Gerçekten ve samimi olarak demokratik yönetimi hâkim kılmak istenirse hızlıca çözülmesi gereken, hakkında atılacak her adımın meşru olacağı esas mesele budur.
Bir çözüm önerisi
Bu meselenin çözülmesi için aşağıdaki üç adımın atılması yeterlidir:
1- Delegelik sistemi siyasi partilerden, meslek kuruluşlarından ve benzeri tüm toplumsal örgütlenmelerde ilga edilmelidir. Zira Ulaşım ve iletişimin kısıtlı olduğu 1950’lerde getirilen delegelik sistemini küçük bir elit siyasi oligarşisi oluşturmanın vasıtası olarak kullanılmaktadır. Siyasi partiler, meslek kuruluşları ve benzerlerinin başkanlarını ve yönetim kurullarını delegeler seçmemeli; üyeler doğudan seçmelidir.
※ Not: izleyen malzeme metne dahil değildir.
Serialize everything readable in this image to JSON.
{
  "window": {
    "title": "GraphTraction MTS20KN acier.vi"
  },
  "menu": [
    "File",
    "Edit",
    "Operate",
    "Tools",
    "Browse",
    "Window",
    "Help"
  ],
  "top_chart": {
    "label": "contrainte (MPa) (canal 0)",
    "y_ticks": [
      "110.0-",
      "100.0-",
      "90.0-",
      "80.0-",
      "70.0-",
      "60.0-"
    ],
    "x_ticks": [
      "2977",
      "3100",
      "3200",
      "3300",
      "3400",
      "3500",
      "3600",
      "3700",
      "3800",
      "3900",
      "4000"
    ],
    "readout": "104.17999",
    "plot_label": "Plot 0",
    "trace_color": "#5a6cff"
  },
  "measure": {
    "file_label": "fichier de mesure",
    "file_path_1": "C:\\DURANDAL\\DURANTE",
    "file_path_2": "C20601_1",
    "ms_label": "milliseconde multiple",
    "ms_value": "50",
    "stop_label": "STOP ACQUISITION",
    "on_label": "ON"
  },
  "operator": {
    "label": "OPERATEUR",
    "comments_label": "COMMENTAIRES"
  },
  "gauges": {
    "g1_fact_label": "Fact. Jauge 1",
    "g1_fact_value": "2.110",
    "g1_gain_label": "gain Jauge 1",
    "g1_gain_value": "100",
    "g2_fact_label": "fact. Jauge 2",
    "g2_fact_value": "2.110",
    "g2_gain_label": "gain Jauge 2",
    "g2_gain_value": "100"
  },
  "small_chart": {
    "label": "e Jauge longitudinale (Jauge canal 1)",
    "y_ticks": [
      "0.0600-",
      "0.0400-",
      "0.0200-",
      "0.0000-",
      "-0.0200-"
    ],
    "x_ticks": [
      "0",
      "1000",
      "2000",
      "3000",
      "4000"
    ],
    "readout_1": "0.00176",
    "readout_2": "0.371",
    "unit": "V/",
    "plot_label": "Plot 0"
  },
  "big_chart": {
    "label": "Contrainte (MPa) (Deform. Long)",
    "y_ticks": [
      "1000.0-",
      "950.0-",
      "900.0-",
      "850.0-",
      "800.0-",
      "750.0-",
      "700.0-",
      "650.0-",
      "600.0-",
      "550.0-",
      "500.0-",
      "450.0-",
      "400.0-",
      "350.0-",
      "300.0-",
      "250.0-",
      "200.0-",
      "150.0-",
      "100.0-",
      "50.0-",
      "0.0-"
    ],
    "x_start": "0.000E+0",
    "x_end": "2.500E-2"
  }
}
Bir günde 59 milyon kişinin oy kullandığı seçimleri yapabilen Türkiye 100 bin veya 200 bin kişinin katıldığı seçimleri bir iki saatte yapabilecek güçtedir.
2- Temsilde adaleti eğip büken, halkın iradesini dizayn etmeye yarayan yöntemler ve özellikle blok liste ve benzeri uygulamalar ayıklanarak yasaklanmalıdır.
3- Resmi seçimlerde halkın önüne konulan adayların seçilmesi de demokratik olmalıdır. Liderlerin halkın önüne koyduğu adaylar hakkında oy kullanmak seçimlerin demokratik yapmaya yetmez. Bir ülkede duruma veya kuruma göre ayrı seçim usulleri olması gariptir. Seçim, mümkün olduğu kadar yüksek katılımı ve kapsayıcılığı sağlayacak şekilde ve sade olarak belirlenmeli ve yeknesak olarak uygulanmalıdır.
Tek kişinin seçileceği pozisyonlara adayların cumhurbaşkanlığı seçiminde olduğu gibi iki turlu olması; çok kişinin seçileceği pozisyonlara adayların da milletvekili seçimlerindeki gibi nispi temsil yoluyla seçilmesi sağlanmalıdır.
Bu mesele bir kere çözüldüğünde bırakınız baroları, siyasi partilerde, TOBB başta olmak üzere kamu kurumu niteliğindeki tüm meslek kuruluşlarında demokratik yönetim hâkim olacak, ortaya çıkaracağı enerji ile Türkiye bir anda ekonomik olarak da bir zıplama gerçekleştirecek, milli gelir hızla artacaktır. Kaybedenler ise yukarıda bahsedilen küçük oligarşik elit kesimler olacaktır.